Published July 11, 2018 This content is archived.
Henry Louis Taylor Jr., UB professor of urban planning, has received the Urban Affairs Association's 2018 Marilyn J. Gittell Activist Scholar Award in recognition of his more than 40 years of research-driven activism for distressed urban communities.
Co-sponsored by SAGE Publishing and UAA, the award highlights field-based urban scholarship, and promotes the dissemination of work by activist urban scholars.
The award’s namesake served as director of the Howard Samuels Center and professor of political science at The Graduate School at the City University of New York. Gittell was a scholar and community activist who wrote seminal works on citizen participation.
In addition to his role as professor at UB, Taylor is the founding director of UB’s Center for Urban Studies. His contributions to scholar-activism have been long-standing and deep, delving into both international and local urban issues with a mastery of critical scholarship and a love of community.
“Dr. Taylor fully embodies the connection between good scholarship and good activism and stands as a model for young academics hoping to make a difference in the world,” the award committee said of Taylor, who received the award during UAA’s 48th Annual Conference in Toronto, Canada, in April.
Taylor’s research explores the nexus between city building and racial and social class injustice. Within this conceptual scheme, he focuses on black urban history, underdeveloped neighborhoods, university-community relations, Cuban studies and issues of racial and social justice. Taylor blends together his research and practical activities by engaging in neighborhood planning, community development and racial justice activities.
As an activist with the Black Workers Congress in the late 1960s and early 1970s, Taylor says he recognized the need for research-driven community action.
"[At that time,] my appreciation of the gulf between scholarly knowledge and the practical work unfolding in black neighborhoods increased. Organizationally, we approached our work in cities with limited knowledge of local conditions, including the political economy and population dynamics...I concluded that the schism between knowledge and the black freedom movement was a serious issue that needed addressing."

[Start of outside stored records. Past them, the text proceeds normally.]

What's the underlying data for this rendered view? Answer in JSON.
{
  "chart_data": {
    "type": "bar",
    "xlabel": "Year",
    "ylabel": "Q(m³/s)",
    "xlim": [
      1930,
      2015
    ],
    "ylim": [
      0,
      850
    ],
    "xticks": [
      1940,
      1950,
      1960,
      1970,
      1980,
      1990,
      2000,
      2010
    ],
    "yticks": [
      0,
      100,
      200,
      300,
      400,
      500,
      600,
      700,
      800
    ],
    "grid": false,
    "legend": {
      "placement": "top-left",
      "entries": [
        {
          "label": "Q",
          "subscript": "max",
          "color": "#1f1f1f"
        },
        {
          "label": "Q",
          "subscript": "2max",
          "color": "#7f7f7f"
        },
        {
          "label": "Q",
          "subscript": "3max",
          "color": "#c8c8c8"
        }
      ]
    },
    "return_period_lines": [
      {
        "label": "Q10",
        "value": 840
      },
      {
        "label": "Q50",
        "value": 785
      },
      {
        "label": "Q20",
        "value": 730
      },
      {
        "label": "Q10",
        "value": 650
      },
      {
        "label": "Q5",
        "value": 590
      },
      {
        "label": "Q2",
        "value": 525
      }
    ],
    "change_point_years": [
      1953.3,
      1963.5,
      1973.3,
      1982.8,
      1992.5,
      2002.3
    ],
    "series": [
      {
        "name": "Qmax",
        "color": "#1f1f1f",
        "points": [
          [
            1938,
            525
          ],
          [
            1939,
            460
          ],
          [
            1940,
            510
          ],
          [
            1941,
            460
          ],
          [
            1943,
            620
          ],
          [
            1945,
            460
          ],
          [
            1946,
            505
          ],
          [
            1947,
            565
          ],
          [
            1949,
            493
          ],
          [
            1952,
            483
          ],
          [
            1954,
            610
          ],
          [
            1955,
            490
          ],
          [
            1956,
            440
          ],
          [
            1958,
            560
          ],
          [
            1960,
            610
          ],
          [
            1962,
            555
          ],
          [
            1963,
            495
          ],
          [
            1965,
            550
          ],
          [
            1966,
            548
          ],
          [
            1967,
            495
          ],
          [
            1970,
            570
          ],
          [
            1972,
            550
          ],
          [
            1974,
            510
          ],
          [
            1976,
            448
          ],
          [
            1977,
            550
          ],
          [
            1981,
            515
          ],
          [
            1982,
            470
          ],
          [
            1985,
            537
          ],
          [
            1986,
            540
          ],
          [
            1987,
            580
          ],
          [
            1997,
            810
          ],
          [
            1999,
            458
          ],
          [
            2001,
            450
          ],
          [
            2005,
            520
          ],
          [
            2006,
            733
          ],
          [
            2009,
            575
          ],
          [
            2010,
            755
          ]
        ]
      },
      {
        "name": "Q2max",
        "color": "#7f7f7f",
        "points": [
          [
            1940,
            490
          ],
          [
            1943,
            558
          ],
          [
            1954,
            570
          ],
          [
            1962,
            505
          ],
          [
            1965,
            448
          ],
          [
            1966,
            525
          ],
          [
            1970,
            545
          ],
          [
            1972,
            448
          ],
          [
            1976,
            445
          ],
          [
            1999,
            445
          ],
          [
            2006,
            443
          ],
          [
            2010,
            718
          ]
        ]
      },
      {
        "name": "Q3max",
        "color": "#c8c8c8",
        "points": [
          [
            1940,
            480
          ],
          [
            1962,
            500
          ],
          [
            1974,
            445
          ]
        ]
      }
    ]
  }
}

- Read the full text of Henry Taylor's acceptance speech, delivered at the annual conference of the Urban Affairs Association in April.
He is currently engaged in a study of gentrification, displacement and neighborhood change in Buffalo, with UB colleagues Robert Silverman, professor of urban and regional planning, and Li Yin, associate professor of urban and regional planning. This project is part of a five-city initiative sponsored by the Urban Institute’s National Neighborhood Indicator Partnership.
The Center for Urban Studies directs the East Side History Project, a collaborative with seven East Side churches and Buffalo State College to digitize oral and written histories on the East Side, including its religious institutions. The project seeks to deepen community understanding of its complex past and enrich future neighborhood planning efforts.
Taylor has led neighborhood planning efforts for communities across Buffalo, including two-year HUD funded Choice neighborhood planning initiative for the Commodore Perry Housing Development. This planning initiative spawned the East Side History Project. Plans for the Masten District and the Fillmore and Bailey Avenue corridors have supported reinvestment in key cultural and commercial districts for the East Side.
His work with the Fruit Belt neighborhood and the Buffalo Niagara Medical Corridor spans more than 20 years.
Taylor's neighborhood planning research in the late 1990s and early 2000s, in particular a 2001 plan entitled "The Turning Point: A Strategic Plan and Action Agenda for the Fruit Belt/Medical Corridor," continues to underpin community reinvestment strategies. Among those orgnanizations assuming a leadership role in the implementation of the plan is St. John Baptist Church and its pastor, Rev. Michael Chapman.
The church and its development corporation manage 400 housing units and are building dozens of new units, as well as a Hospice for the neighborhood. Chapman has continued to consult with Taylor and the Center for Urban Studies on neighborhood planning research to inform its investment efforts and help residents navigate the development impacts of the surrounding Buffalo Niagara Medical Campus.
More recently, Taylor and the Center for Urban Studies have led youth-engagement efforts with the Futures Academy, an elementary school in the Fruit Belt. The Community as Classroom project and Summer Academic Camp on Neighborhood Development directly engage children in neighborhood improvement efforts as diverse as the construction of "little libraries," urban gardening, and mural-painting to address the blight of abandoned buildings.
A constant partner and collaborator in Taylor's work is James Pitts, a former City of Buffalo councilmember and longstanding leader of Buffalo's black community. Now a consultant in urban planning, Pitts has collaborated with Taylor and the Center for Urban Studies as both a community representative and research partner.
The Urban Affairs Association award is one of several presented to Taylor for his community-based planning scholarship. In 2016, Taylor received UB's Excellence in University-Community Engagement Award. He is also a recipient of the Lee Benson Activist Scholar Award from the Netter Center for Community Partnerships, University of Pennsylvania. In 2009, the U.S. Small Business Administration honored Taylor for his work in founding and developing Buffalo's Allstate Minority & Women Emerging Entrepreneurs Program, one of the top minority & women business support programs in the United States.